La liberté, c’est celle sans qui rien n’est vrai. Liberté intérieure, qui fait que chaque pas est posé sans contrainte, que chaque décision est prise en conscience. Grâce à elle, chaque engagement, si petit soit-il, ouvre un avenir, appelle à un bonheur plus grand. Grâce à elle, chaque engagement fait grandir celui qui le prend.
La liberté, c’est aussi celle qui est laissée par les autres, ceux qui nous entourent. Elle n’est pas d’abord une liberté qui ne me touche pas, qui voudrait surtout ne pas m’effleurer pour ne pas m’influencer. Elle est un appel, une liberté qui appelle toujours à sortir de soi pour grandir avec d’autres. Lorsque l’on fait l’expérience de cette liberté, alors on entend d’autant mieux l’appel qui nous est lancé par Dieu et par la bouche des hommes.

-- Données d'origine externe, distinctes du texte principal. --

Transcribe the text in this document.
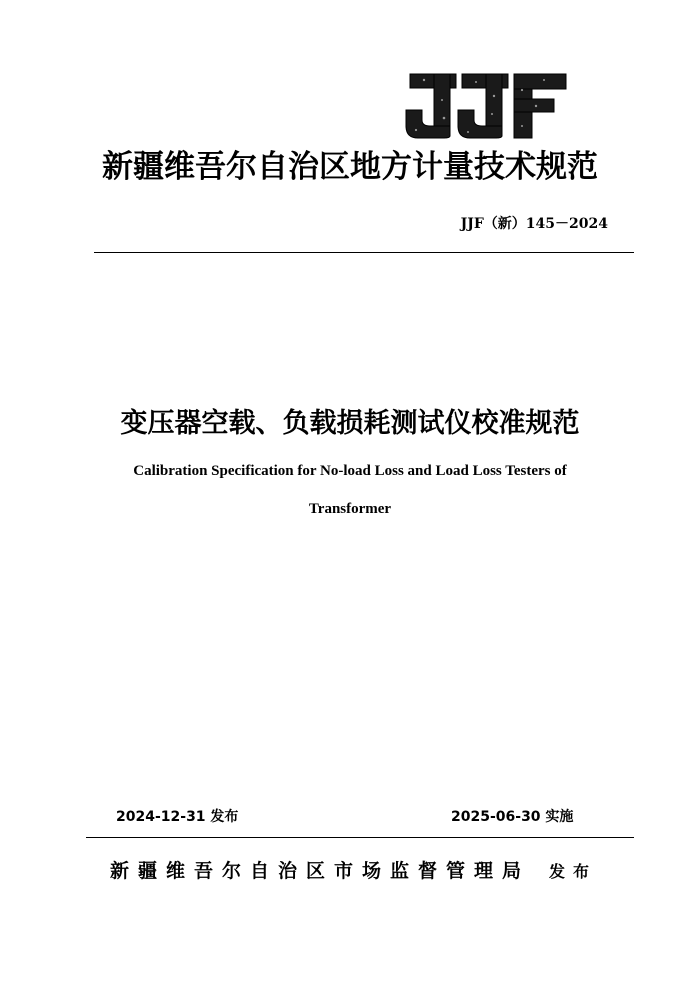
新疆维吾尔自治区地方计量技术规范
JJF（新）145－2024
变压器空载、负载损耗测试仪校准规范
Calibration Specification for No-load Loss and Load Loss Testers of
Transformer
2024-12-31 发布	2025-06-30 实施
新疆维吾尔自治区市场监督管理局 发布
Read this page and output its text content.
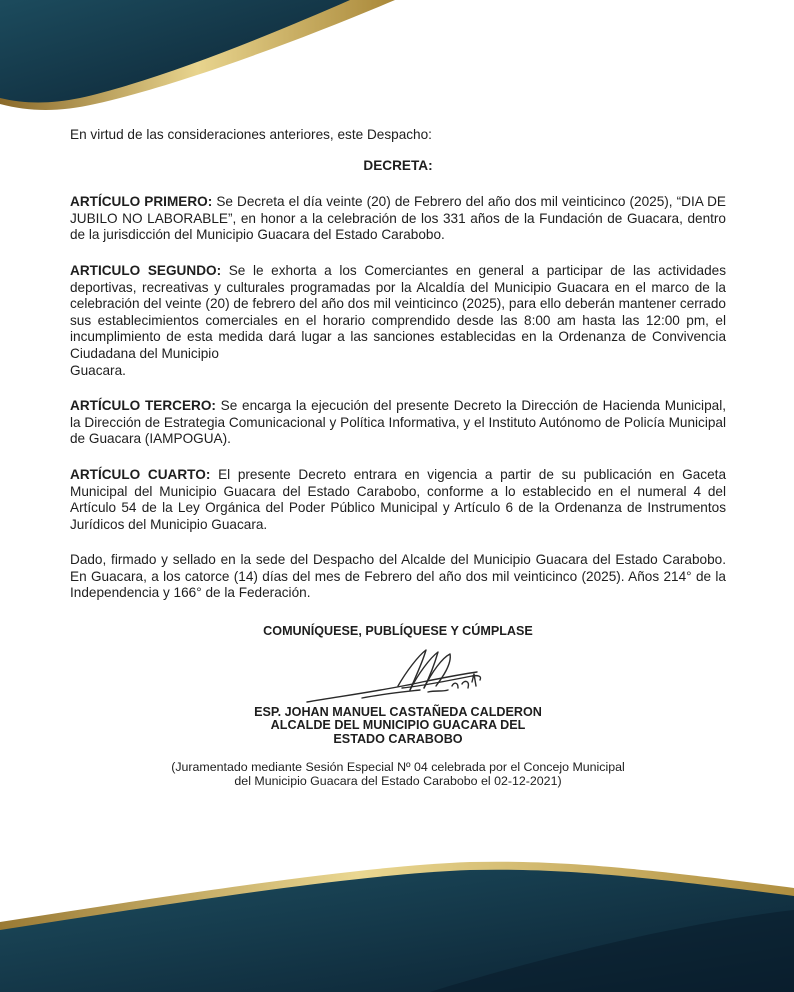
En virtud de las consideraciones anteriores, este Despacho:

DECRETA:

ARTÍCULO PRIMERO: Se Decreta el día veinte (20) de Febrero del año dos mil veinticinco (2025), “DIA DE JUBILO NO LABORABLE”, en honor a la celebración de los 331 años de la Fundación de Guacara, dentro de la jurisdicción del Municipio Guacara del Estado Carabobo.

ARTICULO SEGUNDO: Se le exhorta a los Comerciantes en general a participar de las actividades deportivas, recreativas y culturales programadas por la Alcaldía del Municipio Guacara en el marco de la celebración del veinte (20) de febrero del año dos mil veinticinco (2025), para ello deberán mantener cerrado sus establecimientos comerciales en el horario comprendido desde las 8:00 am hasta las 12:00 pm, el incumplimiento de esta medida dará lugar a las sanciones establecidas en la Ordenanza de Convivencia Ciudadana del Municipio
Guacara.

ARTÍCULO TERCERO: Se encarga la ejecución del presente Decreto la Dirección de Hacienda Municipal, la Dirección de Estrategia Comunicacional y Política Informativa, y el Instituto Autónomo de Policía Municipal de Guacara (IAMPOGUA).

ARTÍCULO CUARTO: El presente Decreto entrara en vigencia a partir de su publicación en Gaceta Municipal del Municipio Guacara del Estado Carabobo, conforme a lo establecido en el numeral 4 del Artículo 54 de la Ley Orgánica del Poder Público Municipal y Artículo 6 de la Ordenanza de Instrumentos Jurídicos del Municipio Guacara.

Dado, firmado y sellado en la sede del Despacho del Alcalde del Municipio Guacara del Estado Carabobo. En Guacara, a los catorce (14) días del mes de Febrero del año dos mil veinticinco (2025). Años 214° de la Independencia y 166° de la Federación.

COMUNÍQUESE, PUBLÍQUESE Y CÚMPLASE

ESP. JOHAN MANUEL CASTAÑEDA CALDERON
ALCALDE DEL MUNICIPIO GUACARA DEL
ESTADO CARABOBO

(Juramentado mediante Sesión Especial Nº 04 celebrada por el Concejo Municipal
del Municipio Guacara del Estado Carabobo el 02-12-2021)
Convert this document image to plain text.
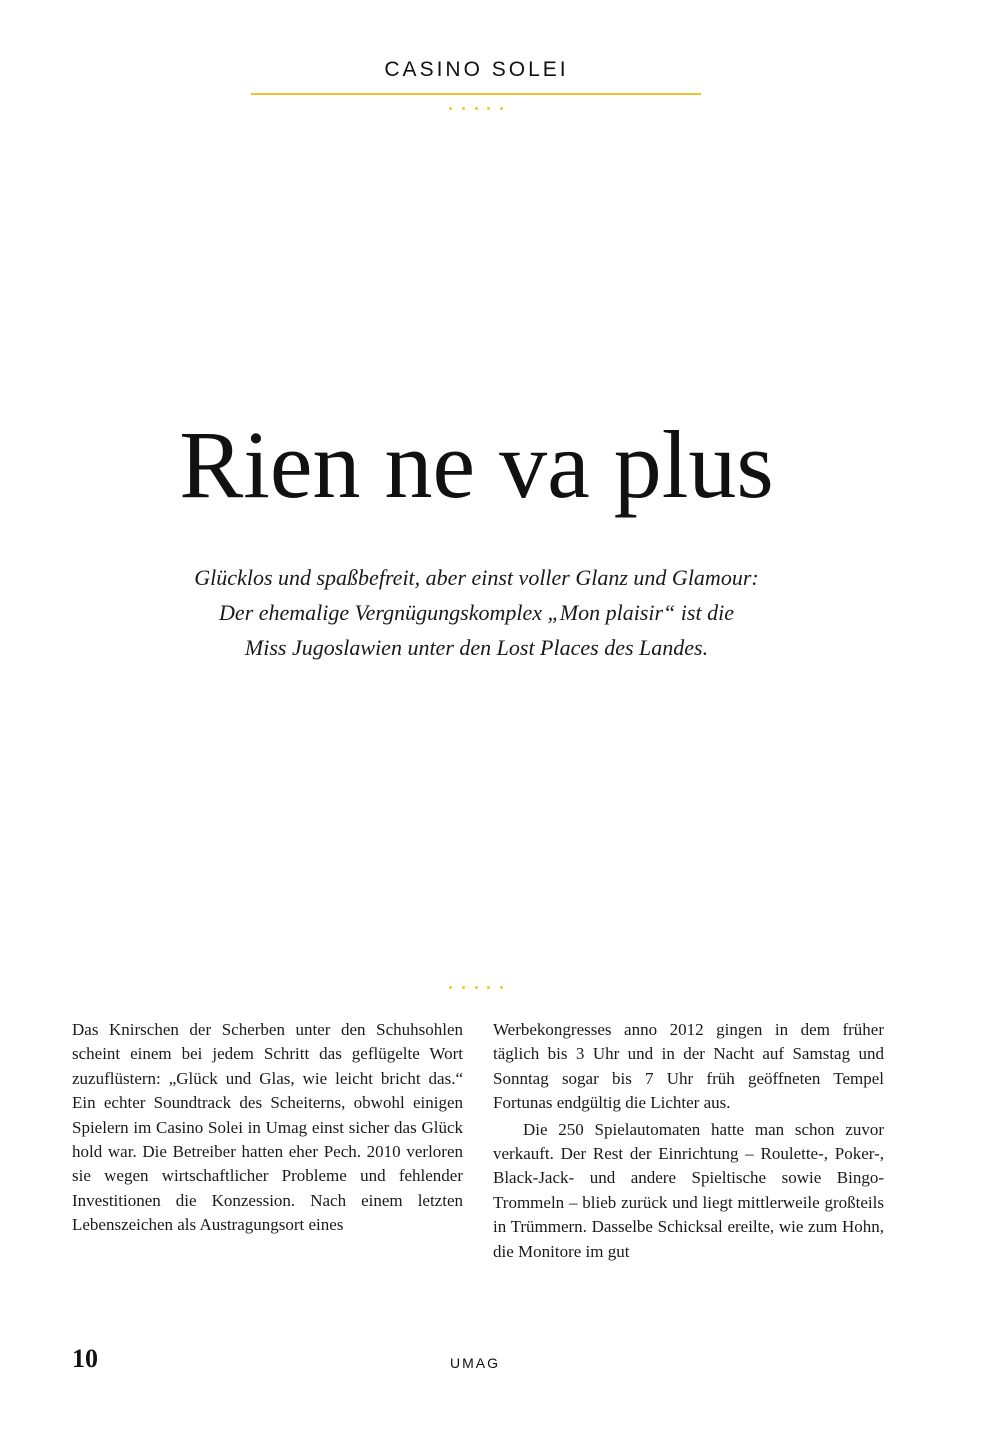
CASINO SOLEI
Rien ne va plus
Glücklos und spaßbefreit, aber einst voller Glanz und Glamour:
Der ehemalige Vergnügungskomplex „Mon plaisir“ ist die
Miss Jugoslawien unter den Lost Places des Landes.

Das Knirschen der Scherben unter den Schuhsohlen scheint einem bei jedem Schritt das geflügelte Wort zuzuflüstern: „Glück und Glas, wie leicht bricht das.“ Ein echter Soundtrack des Scheiterns, obwohl einigen Spielern im Casino Solei in Umag einst sicher das Glück hold war. Die Betreiber hatten eher Pech. 2010 verloren sie wegen wirtschaftlicher Probleme und fehlender Investitionen die Konzession. Nach einem letzten Lebenszeichen als Austragungsort eines

Werbekongresses anno 2012 gingen in dem früher täglich bis 3 Uhr und in der Nacht auf Samstag und Sonntag sogar bis 7 Uhr früh geöffneten Tempel Fortunas endgültig die Lichter aus.

Die 250 Spielautomaten hatte man schon zuvor verkauft. Der Rest der Einrichtung – Roulette-, Poker-, Black-Jack- und andere Spieltische sowie Bingo-Trommeln – blieb zurück und liegt mittlerweile großteils in Trümmern. Dasselbe Schicksal ereilte, wie zum Hohn, die Monitore im gut

10	UMAG
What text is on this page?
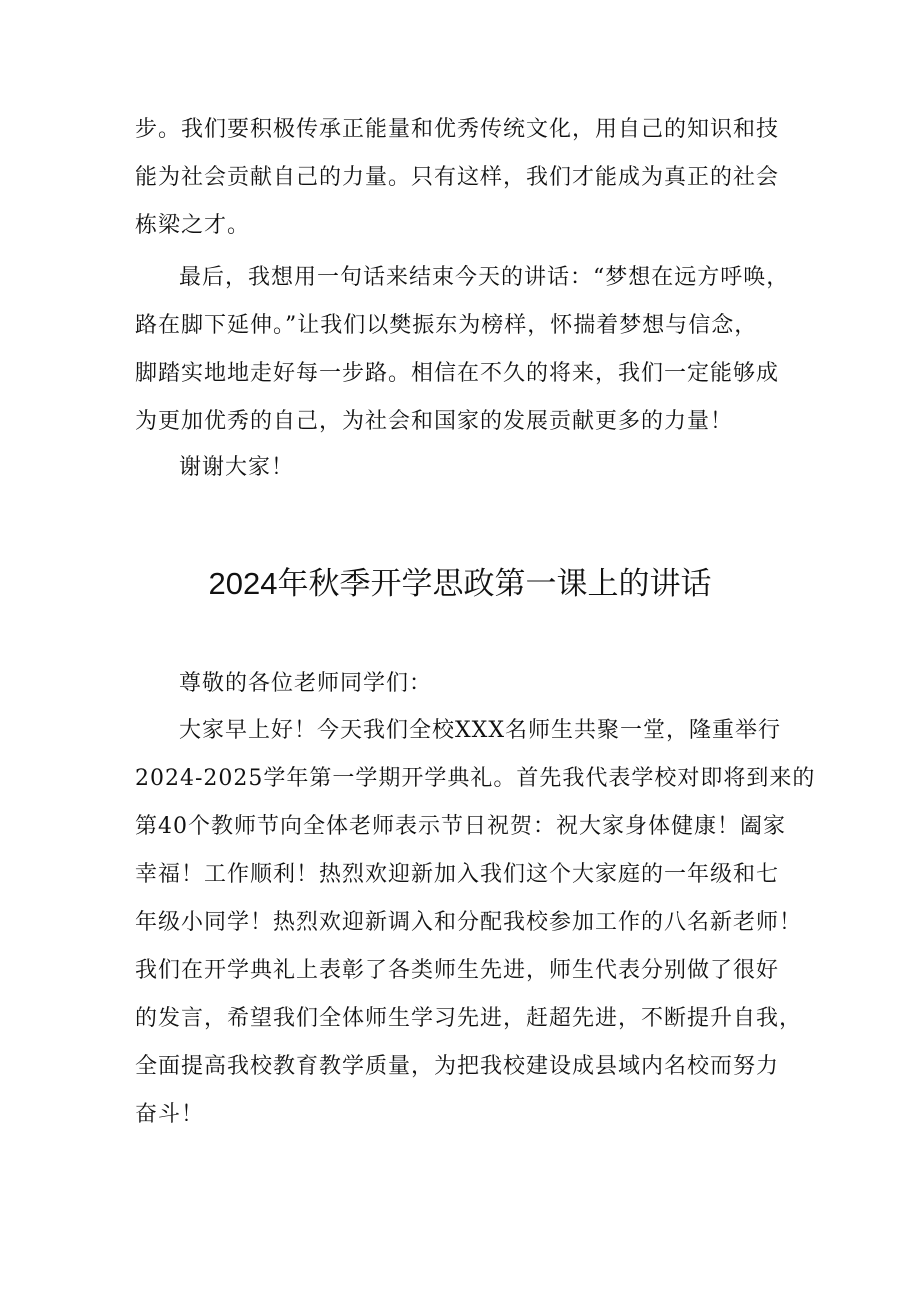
步。我们要积极传承正能量和优秀传统文化，用自己的知识和技
能为社会贡献自己的力量。只有这样，我们才能成为真正的社会
栋梁之才。
最后，我想用一句话来结束今天的讲话：“梦想在远方呼唤，
路在脚下延伸。”让我们以樊振东为榜样，怀揣着梦想与信念，
脚踏实地地走好每一步路。相信在不久的将来，我们一定能够成
为更加优秀的自己，为社会和国家的发展贡献更多的力量！
谢谢大家！
2024年秋季开学思政第一课上的讲话
尊敬的各位老师同学们：
大家早上好！今天我们全校XXX名师生共聚一堂，隆重举行
2024-2025学年第一学期开学典礼。首先我代表学校对即将到来的
第40个教师节向全体老师表示节日祝贺：祝大家身体健康！阖家
幸福！工作顺利！热烈欢迎新加入我们这个大家庭的一年级和七
年级小同学！热烈欢迎新调入和分配我校参加工作的八名新老师！
我们在开学典礼上表彰了各类师生先进，师生代表分别做了很好
的发言，希望我们全体师生学习先进，赶超先进，不断提升自我，
全面提高我校教育教学质量，为把我校建设成县域内名校而努力
奋斗！
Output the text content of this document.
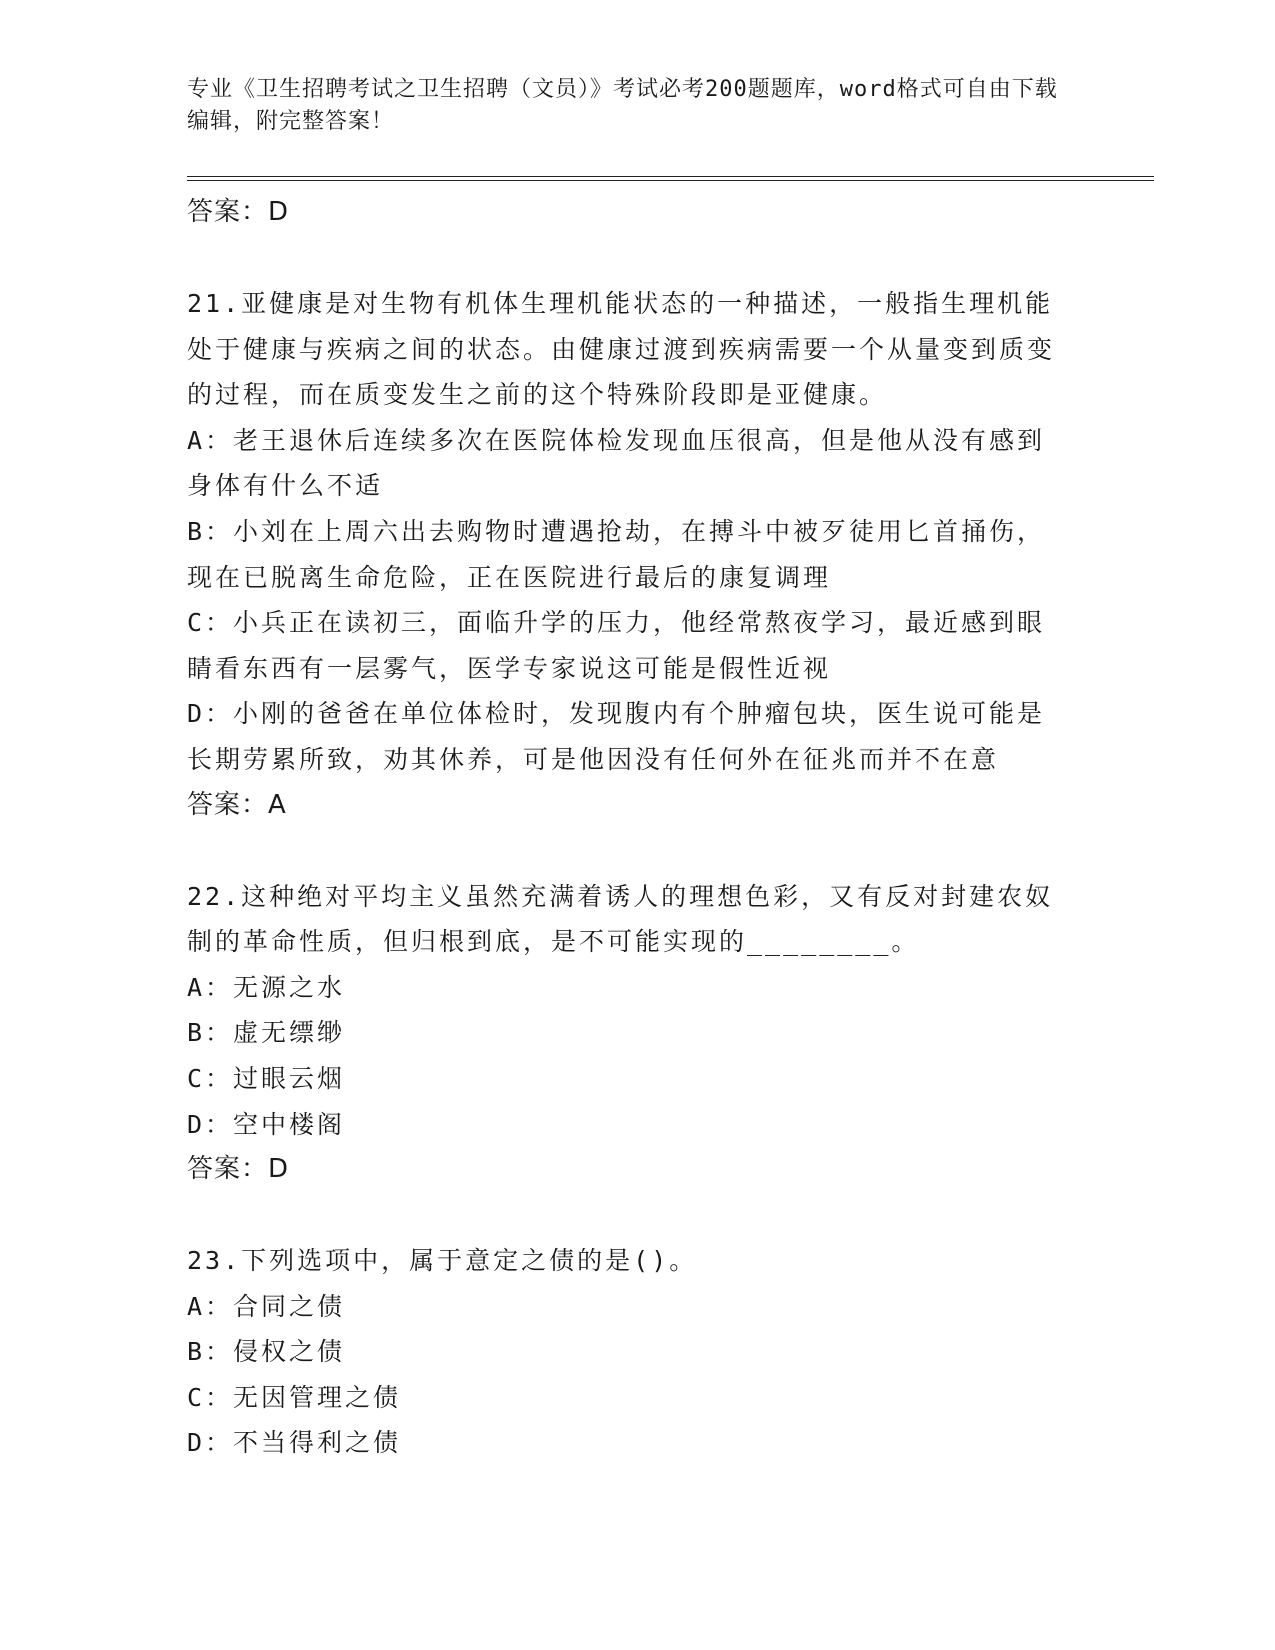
专业《卫生招聘考试之卫生招聘（文员）》考试必考200题题库，word格式可自由下载编辑，附完整答案！
答案：D
21.亚健康是对生物有机体生理机能状态的一种描述，一般指生理机能处于健康与疾病之间的状态。由健康过渡到疾病需要一个从量变到质变的过程，而在质变发生之前的这个特殊阶段即是亚健康。
A：老王退休后连续多次在医院体检发现血压很高，但是他从没有感到身体有什么不适
B：小刘在上周六出去购物时遭遇抢劫，在搏斗中被歹徒用匕首捅伤，现在已脱离生命危险，正在医院进行最后的康复调理
C：小兵正在读初三，面临升学的压力，他经常熬夜学习，最近感到眼睛看东西有一层雾气，医学专家说这可能是假性近视
D：小刚的爸爸在单位体检时，发现腹内有个肿瘤包块，医生说可能是长期劳累所致，劝其休养，可是他因没有任何外在征兆而并不在意
答案：A
22.这种绝对平均主义虽然充满着诱人的理想色彩，又有反对封建农奴制的革命性质，但归根到底，是不可能实现的________。
A：无源之水
B：虚无缥缈
C：过眼云烟
D：空中楼阁
答案：D
23.下列选项中，属于意定之债的是()。
A：合同之债
B：侵权之债
C：无因管理之债
D：不当得利之债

La fidélité, c’est celle que l’on promet, un jour, devant une assemblée. Une fidélité à un état de vie (célibataire), et à une mission (diacre, prêtre : « Veux-tu conformer toute ta vie à l’exemple du Christ ? » m’a-t-on demandé pendant l’ordination). Fidélité dans le temps et dans les épreuves qui se présenteront certainement. Fidélité à une réponse, le « oui » prononcé en Eglise, comme le roc sur lequel désormais toute la vie devra et pourra être bâtie. Mais un oui « avec la grâce de Dieu ». Car le premier à être fidèle, dans cet engagement, c’est Dieu lui-même. Il a été fidèle, et même persévérant parfois, durant tout le temps de l’appel et du discernement… Il le sera, c’est sûr, durant tout le temps de la mission !

Cette fidélité, cette liberté et cette confiance ne se vivent pas sans les autres. Pas d’engagement s’il n’est pas pour d’autres, pas d’engagement s’il n’est pas avec d’autres. D’où l’importance du partage. Les lieux de discussion, de prière, de partage sont nécessaires à tout engagement, pour qu’il soit vécu sous le regard vrai, respectueux et juste de l’autre. Partage entre séminaristes ou entre prêtres, partage avec les laïcs engagés dans l’Eglise, partage avec les amis, ceux chez qui on n’a jamais peur de déranger lorsqu’on frappe à l’improviste. Ce sont ces temps de gratuité et de recul qui permettront aussi d’avoir assez d’humour, et d’abord d’humour sur soi, pour pouvoir continuer d’avancer.

On est là bien loin d’un engagement solitaire, pris à la force des bras. Au contraire, je m’aperçois en m’engageant que je suis devancé et accueilli : devancé par l’appel auquel je répond et accueilli par ceux à qui je suis envoyé. Certes il y a toujours un risque à s’engager : le risque de tomber, de faillir, de ne pas réussir… Mais ce risque est d’abord celui d’ouvrir des portes nouvelles, des chemins nouveaux, le risque de vivre avec d’autres une grande aventure dont on n’imaginait pas la beauté.